Mengutip reportase Tribunnews.com, Kamis (29/03/2018), SM mengaku tega menjual sepupunya kepada suaminya sebanyak dua kali lantaran terlilit utang. Uang yang SM terima digunakan untuk membayar utang-utangnya karena SM selama ini dikenal sebagai seorang wanita sosialita.
Seperti diketahui, sosialita merupakan sebutan bagi seseorang atau sekelompok orang yang selalu berpartisipasi dalam aktivitas sosial serta menghabiskan waktu untuk menghibur dan dihibur pada acara-acara mode kelas atas. Sosialita juga kerap didefinisikan sebagai seseorang yang aktif bersosialisasi. Sosialita juga diidentikkan dengan mereka yang bergaya hidup mewah. Bahkan, karena hidupnya yang berkecukupan, tak jarang para kaum sosialita lebih sering suka berfoya-foya selain berperilaku hidup boros.
Sementara itu, Kepala Satuan Reserse Kriminal Polresta Pontianak, Kompol Husni Ramli menuturkan, terungkapnya insiden ini berawal dari laporan paman korban pada awal Februari 2018.
"Peristiwa ini sendiri terjadi pada tahun 2015 yang lalu, ketika korban masih berusia 13 tahun," ungkap Husni pada Kamis (29/03/2018) seperti dilansir dari laporan Kompas.com.
Dituturkan Husni, karena tergiur dengan perawakan sang korban, sang suami pun melakukan persetubuhan terhadap sepupu istrinya tersebut yang saat itu masih berusia 13 tahun. Sekarang, kasus ini sudah dilimpahkan ke Kejaksaan Negeri Pontianak dan masuk pada tahap dua.

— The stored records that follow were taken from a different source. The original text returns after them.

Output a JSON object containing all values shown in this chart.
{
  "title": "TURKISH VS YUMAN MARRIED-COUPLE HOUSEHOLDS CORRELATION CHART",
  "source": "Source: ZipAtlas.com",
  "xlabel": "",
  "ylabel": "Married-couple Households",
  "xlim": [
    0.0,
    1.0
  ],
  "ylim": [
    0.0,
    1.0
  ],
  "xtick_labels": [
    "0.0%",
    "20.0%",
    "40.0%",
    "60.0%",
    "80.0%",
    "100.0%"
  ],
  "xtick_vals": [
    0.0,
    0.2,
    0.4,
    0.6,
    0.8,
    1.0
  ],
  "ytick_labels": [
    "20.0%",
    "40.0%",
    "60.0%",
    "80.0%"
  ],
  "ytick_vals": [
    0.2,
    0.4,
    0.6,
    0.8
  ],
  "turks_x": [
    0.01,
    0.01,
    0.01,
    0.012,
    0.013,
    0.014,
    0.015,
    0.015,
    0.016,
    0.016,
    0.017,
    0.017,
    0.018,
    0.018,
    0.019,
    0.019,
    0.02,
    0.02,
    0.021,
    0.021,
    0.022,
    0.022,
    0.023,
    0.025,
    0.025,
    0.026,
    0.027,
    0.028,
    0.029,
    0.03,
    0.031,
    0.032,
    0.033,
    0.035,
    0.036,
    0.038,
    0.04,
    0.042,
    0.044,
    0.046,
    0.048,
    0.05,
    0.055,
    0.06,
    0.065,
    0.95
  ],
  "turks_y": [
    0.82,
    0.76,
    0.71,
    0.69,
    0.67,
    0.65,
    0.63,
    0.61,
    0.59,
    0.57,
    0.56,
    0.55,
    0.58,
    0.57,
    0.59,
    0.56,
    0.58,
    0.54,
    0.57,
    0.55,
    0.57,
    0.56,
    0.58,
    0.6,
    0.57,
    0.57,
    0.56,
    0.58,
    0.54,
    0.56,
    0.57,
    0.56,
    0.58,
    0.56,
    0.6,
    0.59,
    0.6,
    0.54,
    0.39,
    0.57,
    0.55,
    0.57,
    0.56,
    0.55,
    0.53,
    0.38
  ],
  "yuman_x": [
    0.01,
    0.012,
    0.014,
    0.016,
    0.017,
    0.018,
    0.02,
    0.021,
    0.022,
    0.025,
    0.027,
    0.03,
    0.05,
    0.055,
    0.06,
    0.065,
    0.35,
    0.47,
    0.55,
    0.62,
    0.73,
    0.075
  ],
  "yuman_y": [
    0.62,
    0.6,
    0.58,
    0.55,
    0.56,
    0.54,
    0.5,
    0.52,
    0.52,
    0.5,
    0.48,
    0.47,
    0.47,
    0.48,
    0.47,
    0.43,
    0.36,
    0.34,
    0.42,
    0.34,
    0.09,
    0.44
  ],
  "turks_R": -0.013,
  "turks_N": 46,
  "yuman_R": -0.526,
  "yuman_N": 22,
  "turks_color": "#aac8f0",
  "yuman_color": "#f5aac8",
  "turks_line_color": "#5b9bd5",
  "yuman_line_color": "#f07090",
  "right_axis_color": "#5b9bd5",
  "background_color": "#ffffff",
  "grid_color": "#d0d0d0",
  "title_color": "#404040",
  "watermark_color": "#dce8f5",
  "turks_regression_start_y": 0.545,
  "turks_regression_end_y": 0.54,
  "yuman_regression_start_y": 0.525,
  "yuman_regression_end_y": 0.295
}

"Kita sudah serahkan berkas perkara kepada pihak kejaksaan," imbuh Husni. Sementara korban saat ini sudah diamankan di Konsulat Malaysia untuk Indonesia di Pontianak.
Secara terpisah, AI Simamora yang merupakan Kasi Pidana Umum Kejari Pontianak menyebutkan, berkas perkara kasus suami istri ini sudah dinyatakan lengkap.
"Kasus ini secepatnya akan disidangkan," tandas Simamora.seperti di lansir suratkabar.id.
Untuk mempertanggung jawabkan perbuatannya, SM dikenakan Undang-undang Perdagangan Orang dengan ancaman lima tahun penjara. Ada pun suaminya, AR, dikenakan Undang-undang Perlindungan Anak, dengan ancaman hukuman lima tahun penjara.(***).